Tem um certo momento em Monsters que a um tanto quanto cute protagonista pergunta ao seu interesse romântico apocalíptico se ele, como um fotógrafo, não se sente mal ao ter que torcer para uma desgraça acontecer e poder lucrar em cima. Para mim o quote soa consideravelmente irônico quando se nota que este é justamente o primeiro filme que eu vejo no Festival, e o primeiro que critico para O Cine Maníacos. A diferença? Eu não ganho para isso.
"Nossa, quer dizer então que o filme é um desgraça de fazer o pessoal de Apenas O Fim orgulhoso de seu próprio filme?" Não completamente. O filme começa ruim, é verdade, mas melhora surpreendentemente quando a gente esquece que está vendo um suposto filme de terror. Os personagens são carismáticos, e quem entrasse com alguns minutos de atraso juraria estar diante de um road movie indie sobre solidão ou qualquer coisa que o valha.
Interessante, né? Até que passa mais uns 15 minutos e o filme se transforma em Se Beber Não Case. E aí quando você já tá se retorcendo de awckardness na cadeira, e a tentativa de terror começa, é o momento que a receita desanda de vez. Primeiro que 90% dos momentos de tensão são causados por vacas, jegues, grace cariokas , gatos, uma nave subaquática (!) ou qualquer outra coisa que faça barulho ao chegar. Segundo que o suspense é completamente falho. Não que a computação gráfica dos Monstros seja ruim, que, aliás, parecem uma mistura de Cloverfield com polvo gigante de O Nevoeiro. O problema é que não tem sangue, não tem correria, não tem nada.
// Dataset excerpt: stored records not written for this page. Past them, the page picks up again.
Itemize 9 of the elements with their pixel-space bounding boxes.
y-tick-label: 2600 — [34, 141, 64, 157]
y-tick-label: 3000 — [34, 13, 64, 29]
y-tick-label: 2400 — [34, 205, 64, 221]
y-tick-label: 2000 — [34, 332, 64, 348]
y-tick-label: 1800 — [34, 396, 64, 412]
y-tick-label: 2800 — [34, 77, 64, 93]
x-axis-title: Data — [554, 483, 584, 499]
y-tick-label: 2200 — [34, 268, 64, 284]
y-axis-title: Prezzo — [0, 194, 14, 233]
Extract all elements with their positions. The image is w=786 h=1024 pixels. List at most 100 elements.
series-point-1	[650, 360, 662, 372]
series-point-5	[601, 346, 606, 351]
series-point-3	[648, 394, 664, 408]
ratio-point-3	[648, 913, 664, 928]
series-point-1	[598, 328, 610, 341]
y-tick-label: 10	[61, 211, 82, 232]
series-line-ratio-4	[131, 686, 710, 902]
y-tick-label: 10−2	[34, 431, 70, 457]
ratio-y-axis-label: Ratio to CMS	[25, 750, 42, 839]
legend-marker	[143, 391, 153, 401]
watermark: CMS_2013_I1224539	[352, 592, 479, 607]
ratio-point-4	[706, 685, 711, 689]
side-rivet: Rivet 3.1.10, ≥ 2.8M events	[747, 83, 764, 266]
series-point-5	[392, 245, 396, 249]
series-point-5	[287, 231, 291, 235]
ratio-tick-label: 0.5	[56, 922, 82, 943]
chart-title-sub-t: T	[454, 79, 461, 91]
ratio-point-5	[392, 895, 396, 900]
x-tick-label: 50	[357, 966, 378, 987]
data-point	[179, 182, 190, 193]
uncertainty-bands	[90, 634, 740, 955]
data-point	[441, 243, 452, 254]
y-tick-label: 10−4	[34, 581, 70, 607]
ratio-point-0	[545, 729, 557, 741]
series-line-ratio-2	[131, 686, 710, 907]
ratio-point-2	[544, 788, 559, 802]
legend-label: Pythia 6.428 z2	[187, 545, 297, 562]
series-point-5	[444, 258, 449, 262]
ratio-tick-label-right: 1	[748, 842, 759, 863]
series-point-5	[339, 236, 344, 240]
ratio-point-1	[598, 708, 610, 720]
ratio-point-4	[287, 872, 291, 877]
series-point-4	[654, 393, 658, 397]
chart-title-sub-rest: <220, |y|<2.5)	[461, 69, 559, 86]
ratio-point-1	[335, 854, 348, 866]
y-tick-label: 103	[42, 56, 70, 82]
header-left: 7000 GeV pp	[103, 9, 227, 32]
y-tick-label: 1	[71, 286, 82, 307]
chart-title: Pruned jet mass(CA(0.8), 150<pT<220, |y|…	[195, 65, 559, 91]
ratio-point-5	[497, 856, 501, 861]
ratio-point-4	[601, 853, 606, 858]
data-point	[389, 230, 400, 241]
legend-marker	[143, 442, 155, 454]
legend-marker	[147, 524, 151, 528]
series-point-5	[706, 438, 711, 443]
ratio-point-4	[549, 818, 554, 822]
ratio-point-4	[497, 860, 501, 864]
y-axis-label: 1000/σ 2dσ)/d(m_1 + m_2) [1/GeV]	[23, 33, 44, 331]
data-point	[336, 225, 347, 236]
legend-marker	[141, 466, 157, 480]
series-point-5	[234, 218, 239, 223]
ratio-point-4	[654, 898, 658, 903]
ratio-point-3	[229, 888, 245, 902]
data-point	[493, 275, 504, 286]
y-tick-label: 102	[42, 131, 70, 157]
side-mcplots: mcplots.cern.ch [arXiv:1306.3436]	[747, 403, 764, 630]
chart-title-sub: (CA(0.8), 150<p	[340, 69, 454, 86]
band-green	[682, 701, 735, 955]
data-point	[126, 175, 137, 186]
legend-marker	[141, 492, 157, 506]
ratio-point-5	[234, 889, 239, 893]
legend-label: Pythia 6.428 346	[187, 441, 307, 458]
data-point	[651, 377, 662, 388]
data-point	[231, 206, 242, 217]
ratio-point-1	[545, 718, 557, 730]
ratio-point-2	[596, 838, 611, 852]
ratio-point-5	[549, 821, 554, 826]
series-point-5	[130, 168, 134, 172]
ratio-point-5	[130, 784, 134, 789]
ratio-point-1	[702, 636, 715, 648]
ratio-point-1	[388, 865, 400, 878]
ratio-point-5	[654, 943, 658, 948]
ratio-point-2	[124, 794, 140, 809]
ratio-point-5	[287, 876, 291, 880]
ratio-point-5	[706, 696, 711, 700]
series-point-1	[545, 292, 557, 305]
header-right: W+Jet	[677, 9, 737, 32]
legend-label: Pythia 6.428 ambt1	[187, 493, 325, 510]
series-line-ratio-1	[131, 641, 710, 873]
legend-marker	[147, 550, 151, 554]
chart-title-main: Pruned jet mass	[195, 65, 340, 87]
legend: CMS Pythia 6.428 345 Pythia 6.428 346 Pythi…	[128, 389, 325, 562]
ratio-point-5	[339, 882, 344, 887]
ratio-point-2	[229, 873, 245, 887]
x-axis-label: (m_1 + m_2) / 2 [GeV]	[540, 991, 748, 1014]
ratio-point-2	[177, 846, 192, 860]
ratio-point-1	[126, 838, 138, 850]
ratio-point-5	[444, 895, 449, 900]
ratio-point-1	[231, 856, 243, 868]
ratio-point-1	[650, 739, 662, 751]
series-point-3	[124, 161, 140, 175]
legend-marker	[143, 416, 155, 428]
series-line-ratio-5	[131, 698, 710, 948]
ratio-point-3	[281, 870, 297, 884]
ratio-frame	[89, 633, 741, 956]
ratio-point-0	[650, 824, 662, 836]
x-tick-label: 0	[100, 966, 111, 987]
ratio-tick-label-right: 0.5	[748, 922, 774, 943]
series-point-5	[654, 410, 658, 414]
Agora a pergunta que qualquer pessoa que saiba o plot básico do filme deve estar se fazendo: O quanto Monsters tem de Distrito 9? Muito, mas do lado errado da moeda. Não era preciso nem ter visto o filme pra saber a provável analogia do México sendo uma zona infectada e os dois americanos caucasianos tentando voltar para seu país natal e descobrindo que os monstros talvez sejam o seu próprio povo (sério, nas palavras deles). Agora a diferença é que enquanto o filme dos ETs sul-africanos tinha até que uma mitologia um tanto quanto definida, que justificava a comparação com o apartheid e segregação, em Monsters tudo é muito vazio e não desenvolvido, explicitando o quão sem rumo o projeto como um todo foi.
E aí que quando você chega ao clímax, que eu juro que se resume a dois monstros fazendo pegação, e ao final com o artifício de edição mais pobre e batido da década, você se lembra que pegou uma barca na chuva, perdeu seu celular no táxi, gastou dinheiro pra ver algo aquém do esperado e ainda tem a audácia de estrear o blog falando sobre o mesmo. Isso que eu chamo de pé direito. Se não fosse muito mais fácil falar mal de um filme do que bem, eu poderia até estar um pouco irritado.